Personal Perspective: My wishes came true, but one hurt like hell.

 Keith Johnston/Pixabay
A football injury was NOT what the author wished for.
Source: Keith Johnston/Pixabay

Tony and I were looking at our high-school yearbook and commenting on which girls we thought were cute, when I wistfully exclaimed, “I sure wish I knew how to talk to girls.”

I was 14 years old and wanted to date, but I was too shy to engage in conversation with any girl to whom I was attracted. Tony had a solution and replied, “You know who the girls talk to?”

I shook my head, “No.”

“They always talk to guys on the football team; you should go out for football.”
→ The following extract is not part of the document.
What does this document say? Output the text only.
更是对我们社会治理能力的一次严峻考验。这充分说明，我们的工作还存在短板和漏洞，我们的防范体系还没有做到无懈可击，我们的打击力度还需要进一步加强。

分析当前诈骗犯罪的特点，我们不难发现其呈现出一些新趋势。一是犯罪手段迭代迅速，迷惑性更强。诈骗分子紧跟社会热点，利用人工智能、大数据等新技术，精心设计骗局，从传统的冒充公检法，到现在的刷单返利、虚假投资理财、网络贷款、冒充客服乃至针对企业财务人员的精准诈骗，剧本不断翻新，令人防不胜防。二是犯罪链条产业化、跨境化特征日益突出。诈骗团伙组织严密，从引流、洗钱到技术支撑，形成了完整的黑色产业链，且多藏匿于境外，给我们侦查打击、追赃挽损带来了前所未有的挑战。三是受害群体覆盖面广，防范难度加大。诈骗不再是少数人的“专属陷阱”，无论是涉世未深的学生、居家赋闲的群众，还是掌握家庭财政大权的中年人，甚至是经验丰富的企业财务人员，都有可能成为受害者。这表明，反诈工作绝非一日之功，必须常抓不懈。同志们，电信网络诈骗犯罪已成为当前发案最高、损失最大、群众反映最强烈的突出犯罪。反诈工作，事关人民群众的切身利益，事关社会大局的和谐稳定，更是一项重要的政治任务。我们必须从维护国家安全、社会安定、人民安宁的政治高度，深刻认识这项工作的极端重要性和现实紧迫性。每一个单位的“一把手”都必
It was all the motivation I needed. So, without ever having played the game, without even knowing the rules, I joined the junior varsity football team. I immediately found that I hated it. I had to run wind-sprints, up steep hills, over obstacles, in full pads, every day in the hot August sun. I had to lift weights and do sit-ups and pushups, but the worst part was tackling. I was six feet, two inches tall and weighed 150 pounds; I was a skinny bag of bones with no cushion, and getting my body slammed to the ground really hurt. And, I was getting bruised for nothing; the girls were not talking to me. What Tony hadn’t realized when he offered his advice was that the girls only talked to the football stars—not the average linemen.
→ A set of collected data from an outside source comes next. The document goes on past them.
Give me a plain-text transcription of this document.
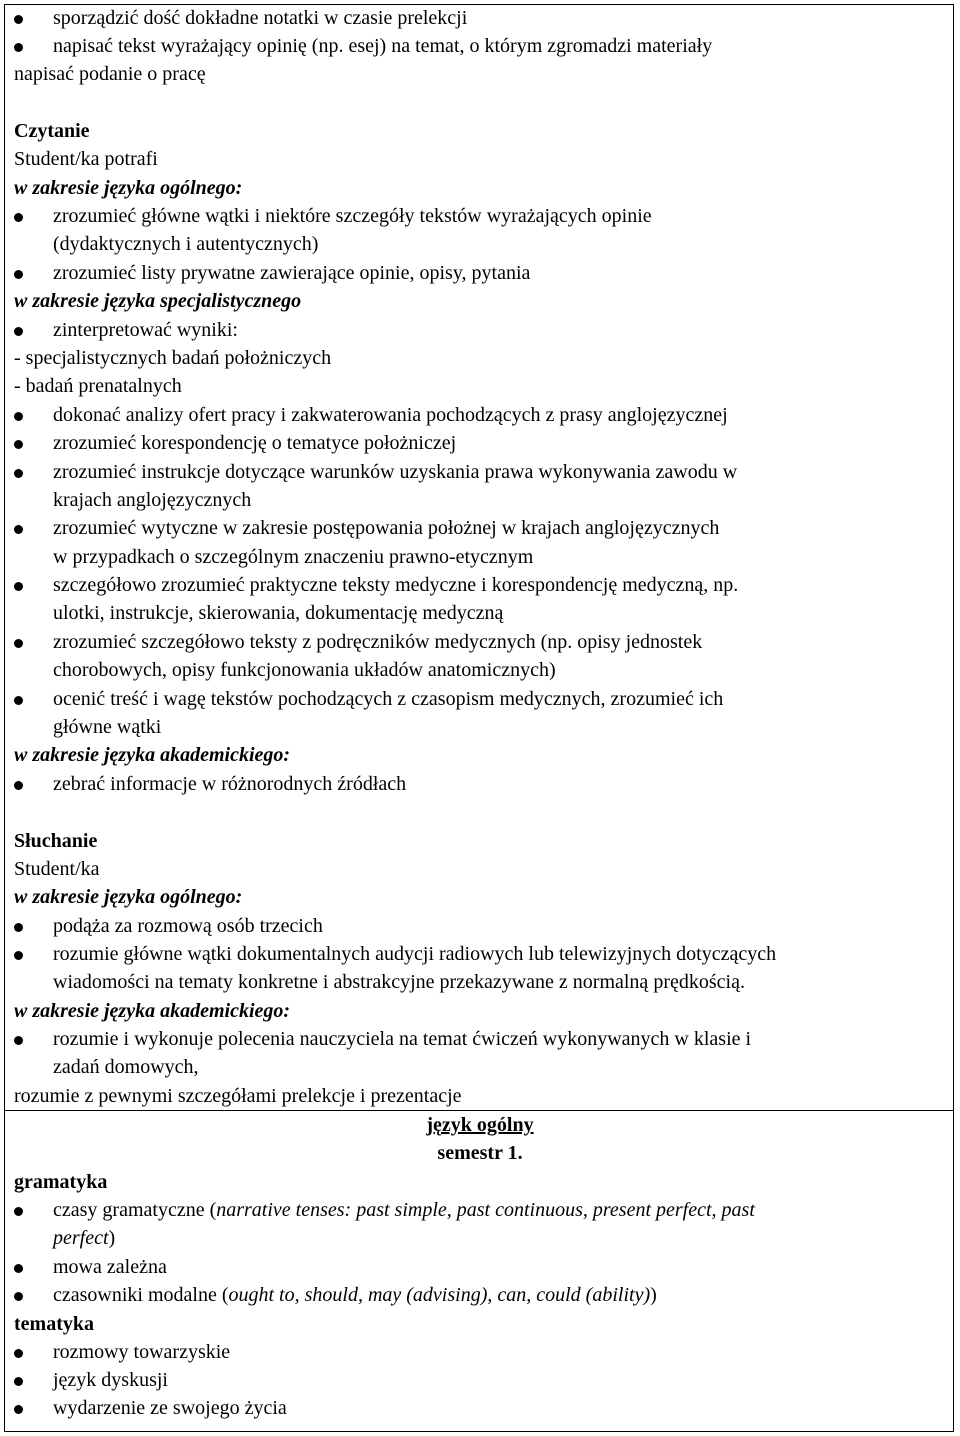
sporządzić dość dokładne notatki w czasie prelekcji
napisać tekst wyrażający opinię (np. esej) na temat, o którym zgromadzi materiały
napisać podanie o pracę
Czytanie
Student/ka potrafi
w zakresie języka ogólnego:
zrozumieć główne wątki i niektóre szczegóły tekstów wyrażających opinie
(dydaktycznych i autentycznych)
zrozumieć listy prywatne zawierające opinie, opisy, pytania
w zakresie języka specjalistycznego
zinterpretować wyniki:
- specjalistycznych badań położniczych
- badań prenatalnych
dokonać analizy ofert pracy i zakwaterowania pochodzących z prasy anglojęzycznej
zrozumieć korespondencję o tematyce położniczej
zrozumieć instrukcje dotyczące warunków uzyskania prawa wykonywania zawodu w
krajach anglojęzycznych
zrozumieć wytyczne w zakresie postępowania położnej w krajach anglojęzycznych
w przypadkach o szczególnym znaczeniu prawno-etycznym
szczegółowo zrozumieć praktyczne teksty medyczne i korespondencję medyczną, np.
ulotki, instrukcje, skierowania, dokumentację medyczną
zrozumieć szczegółowo teksty z podręczników medycznych (np. opisy jednostek
chorobowych, opisy funkcjonowania układów anatomicznych)
ocenić treść i wagę tekstów pochodzących z czasopism medycznych, zrozumieć ich
główne wątki
w zakresie języka akademickiego:
zebrać informacje w różnorodnych źródłach
Słuchanie
Student/ka
w zakresie języka ogólnego:
podąża za rozmową osób trzecich
rozumie główne wątki dokumentalnych audycji radiowych lub telewizyjnych dotyczących
wiadomości na tematy konkretne i abstrakcyjne przekazywane z normalną prędkością.
w zakresie języka akademickiego:
rozumie i wykonuje polecenia nauczyciela na temat ćwiczeń wykonywanych w klasie i
zadań domowych,
rozumie z pewnymi szczegółami prelekcje i prezentacje
język ogólny
semestr 1.
gramatyka
czasy gramatyczne (narrative tenses: past simple, past continuous, present perfect, past
perfect)
mowa zależna
czasowniki modalne (ought to, should, may (advising), can, could (ability))
tematyka
rozmowy towarzyskie
język dyskusji
wydarzenie ze swojego życia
Be Careful What You Wish for

I wanted to quit in the worst way, but that would’ve meant losing face and getting chastised publicly by my teammates (and possibly the entire school—I’d been bullied relentlessly in elementary school and was terrified of that happening again), so I stuck it out, but not before wishing—repeatedly—that there was some honorable way out. Then, one day, because of my height, I was asked to scrimmage on the defensive line with the varsity team.
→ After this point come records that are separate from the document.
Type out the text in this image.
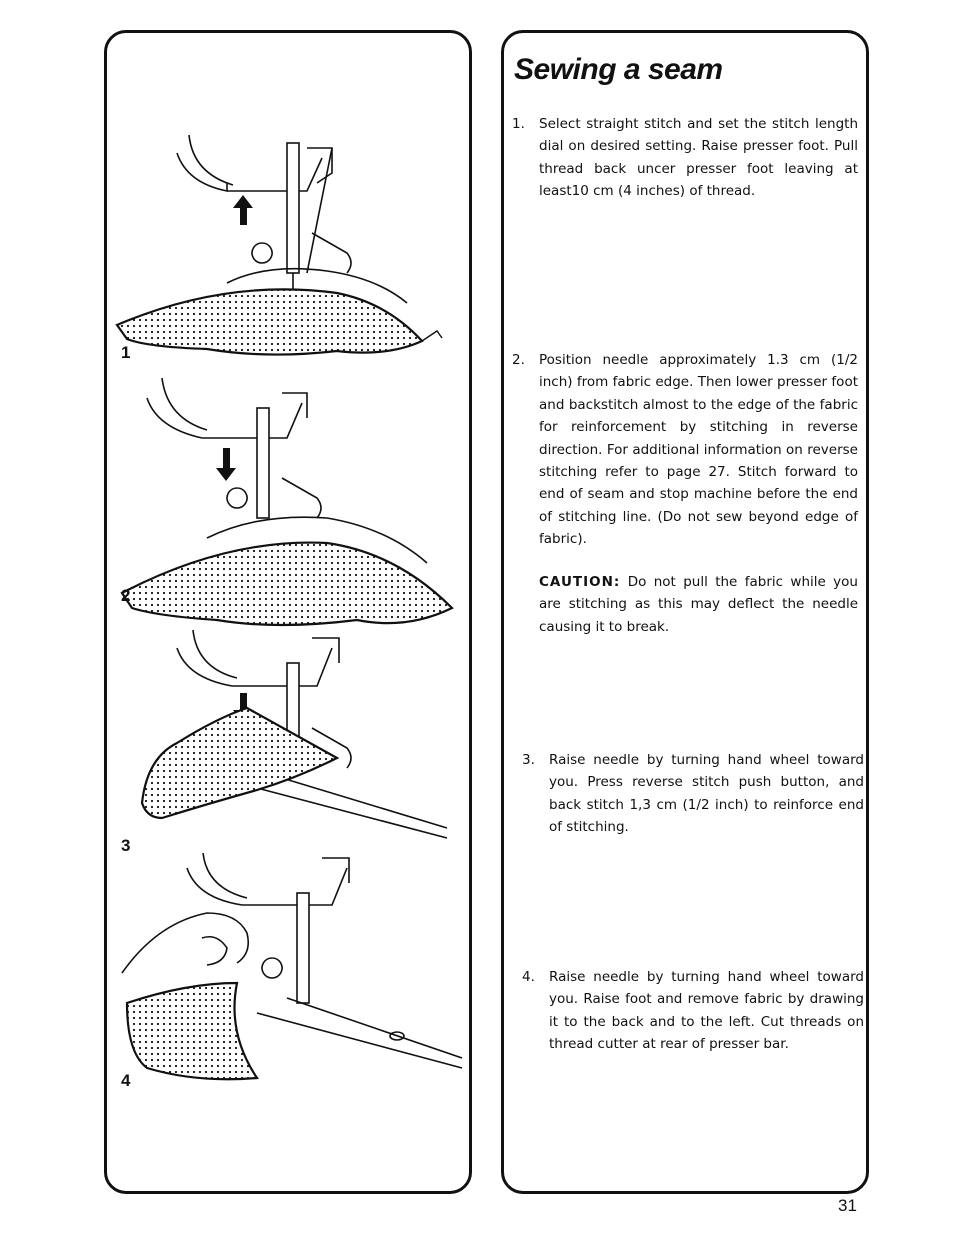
1
2
3
4
Sewing a seam
1. Select straight stitch and set the stitch length dial on desired setting. Raise presser foot. Pull thread back uncer presser foot leaving at least10 cm (4 inches) of thread.
2. Position needle approximately 1.3 cm (1/2 inch) from fabric edge. Then lower presser foot and backstitch almost to the edge of the fabric for reinforcement by stitching in reverse direction. For additional information on reverse stitching refer to page 27. Stitch forward to end of seam and stop machine before the end of stitching line. (Do not sew beyond edge of fabric).
CAUTION: Do not pull the fabric while you are stitching as this may deflect the needle causing it to break.
3. Raise needle by turning hand wheel toward you. Press reverse stitch push button, and back stitch 1,3 cm (1/2 inch) to reinforce end of stitching.
4. Raise needle by turning hand wheel toward you. Raise foot and remove fabric by drawing it to the back and to the left. Cut threads on thread cutter at rear of presser bar.
31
“Ten, twenty-two, seventeen, hut!” The quarterback yelled. I burst through the line and lunged forward to tackle him. I was inches from grabbing him, when suddenly I was hit so hard it lifted me in the air. I crashed to the ground face first, and when I tried to stand, I felt an explosion of pain that made me black out. Seconds later, I came to, but my leg would not move. When I looked down, it was bent in the wrong place, and I could see the bone pushing against my skin.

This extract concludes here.